Computer Vision: How to Set Up Your CNN Architecture

Learn how to design the architecture for your next computer vision project and view example code in PyTorch

Published in

Better Programming

5 min readJan 8, 2021

An aerial shot of the United States, showing the most populated areas lit up by lights. — Photo by NASA on Unsplash

While creating a new computer vision project, there are a lot of decisions you have to make that’ll ultimately affect the resulting performance of your model. You can choose between different types of layers, such as the convolutional layer, pooling layer, fully connected layer, softmax layer, and dropout layer. In addition, it’s quite common to have multiple layers of the same type.

Further, most of the different types of layers can be customized, and you’ll usually have to set the number of input and output nodes — as well as other parameters. This article will help you select an appropriate number for the different types of layers and set reasonable parameter values.

Convolutional Layer

Convolutional layers perform convolutions, which are operations where a filter is moved over an input image, calculating the values in a resulting feature map.

A convolutional layer is usually built up of multiple filters, which will produce multiple feature maps. During training of the CNN, the model will learn what weights to apply to the different feature maps and, hence, be able to recognize which features to extract from the input images.

By increasing the number of convolutional layers in the CNN, the model will be able to detect more complex features in an image.

However, with more layers, it’ll take more time to train the model and increase the likelihood of overfitting. While setting up a fairly simple classification task, two convolutional layers will usually be enough. And then the number of layers can be increased if the resulting accuracy is too low.

The appropriate number of nodes is also highly dependent on the complexity of the images and the task at hand. By varying the number of nodes and evaluating the resulting accuracy, the model can be run multiple times until a satisfying result is achieved.

After doing multiple computer vision projects, developers will better be able to guess what number of nodes will work on a certain type of project and, hence, reduce the number of iterations needed.

Using PyTorch, the convolutional layers are usually defined inside the __init__ function of a CNN model class defined by the developer. Importing torch.nn as nn, one can define two convolutional layers like this:

self.conv1 = nn.Conv2d(1, 10, 3)
self.conv2 = nn.Conv2d(10, 32, 3)

Pooling Layer

A pooling layer is a layer that reduces the computational cost of the model and helps fight overfitting by reducing the dimensionality of its input. There are different types of pooling layers:

Max pooling: Select the largest value in the matrix
Min pooling: Select the smallest value in the matrix
Average pooling: Select the average of the values in the matrix

In a pooling layer, a filter is applied to the different areas of an image. The window size and stride will decide the size of the output and how the filter is moved over the input matrix. The most common is to choose window size (2, 2) and stride 2.
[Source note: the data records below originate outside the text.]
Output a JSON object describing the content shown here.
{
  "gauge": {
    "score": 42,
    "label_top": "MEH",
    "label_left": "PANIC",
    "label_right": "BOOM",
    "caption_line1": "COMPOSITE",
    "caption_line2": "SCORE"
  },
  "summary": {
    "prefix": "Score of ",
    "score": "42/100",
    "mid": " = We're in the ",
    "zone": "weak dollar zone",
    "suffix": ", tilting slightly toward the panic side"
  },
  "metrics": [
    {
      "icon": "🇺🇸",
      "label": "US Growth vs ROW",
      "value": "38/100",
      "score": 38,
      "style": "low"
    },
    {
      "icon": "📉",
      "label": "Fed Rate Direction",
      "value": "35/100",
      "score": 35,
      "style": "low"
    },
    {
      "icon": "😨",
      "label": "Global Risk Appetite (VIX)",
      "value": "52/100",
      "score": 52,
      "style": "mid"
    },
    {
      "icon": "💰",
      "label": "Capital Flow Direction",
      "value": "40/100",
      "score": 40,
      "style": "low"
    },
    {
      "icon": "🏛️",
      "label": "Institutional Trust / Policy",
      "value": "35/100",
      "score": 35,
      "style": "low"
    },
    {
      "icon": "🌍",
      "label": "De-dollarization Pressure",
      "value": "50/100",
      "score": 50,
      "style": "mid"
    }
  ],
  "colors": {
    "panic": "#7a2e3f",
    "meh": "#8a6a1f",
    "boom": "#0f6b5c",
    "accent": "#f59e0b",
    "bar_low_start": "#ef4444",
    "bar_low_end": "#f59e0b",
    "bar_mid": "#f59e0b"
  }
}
There’s no textbook answer for how often a pooling layer should be applied, and the developer will again be encouraged to iterate until an acceptable answer is reached. However, the well-known computer vision model VGG-16 uses two to three convolutional layers between the pooling layers, while VGG-19 uses up to four layers.

Using PyTorch, the pooling layers are usually defined inside the __init__ function of a CNN model class defined by the developer. Importing torch.nn as nn, one can define a pooling layer like this:

self.pool = nn.MaxPool2d(2, 2)

Fully Connected Layer

A fully connected layer transforms its input to the desired output format. In a classification task, this typically includes converting a matrix of image features into a 1xC vector where C is the number of classes.

There isn’t necessarily a correct answer to how many fully connected layers should be chosen in a CNN model. For most models, however, it’d be sufficient to start with one or two fully connected layers, later adjusting the number depending on the resulting performance.

Using PyTorch, the fully connected layers are usually defined inside the __init__ function of a CNN model class defined by the developer. Importing torch.nn as nn, one can define two fully connected layers like this:

self.fc1 = nn.Linear(20*32*5*5, 120)
self.fc2 = nn.Linear(120, 60)

Softmax Layer

A softmax layer is most commonly applied after the fully connected layers. This layer takes a vector of size 1xC as an input, where C is the number of classes and all of the numbers add up to 1.

The softmax layer then uses this vector and creates a new vector where each of the inputs represents a probability for the image to be of that particular class. A softmax is therefore mostly used in classification tasks.

For most computer vision projects, one softmax layer will be sufficient.

Dropout Layer

A dropout layer involves turning off nodes randomly with a probability p during training. Such layers are especially helpful to fight overfitting in models with a lot of complexity.

Dropout layers can be convenient to apply to fully connected layers and convolutional layers.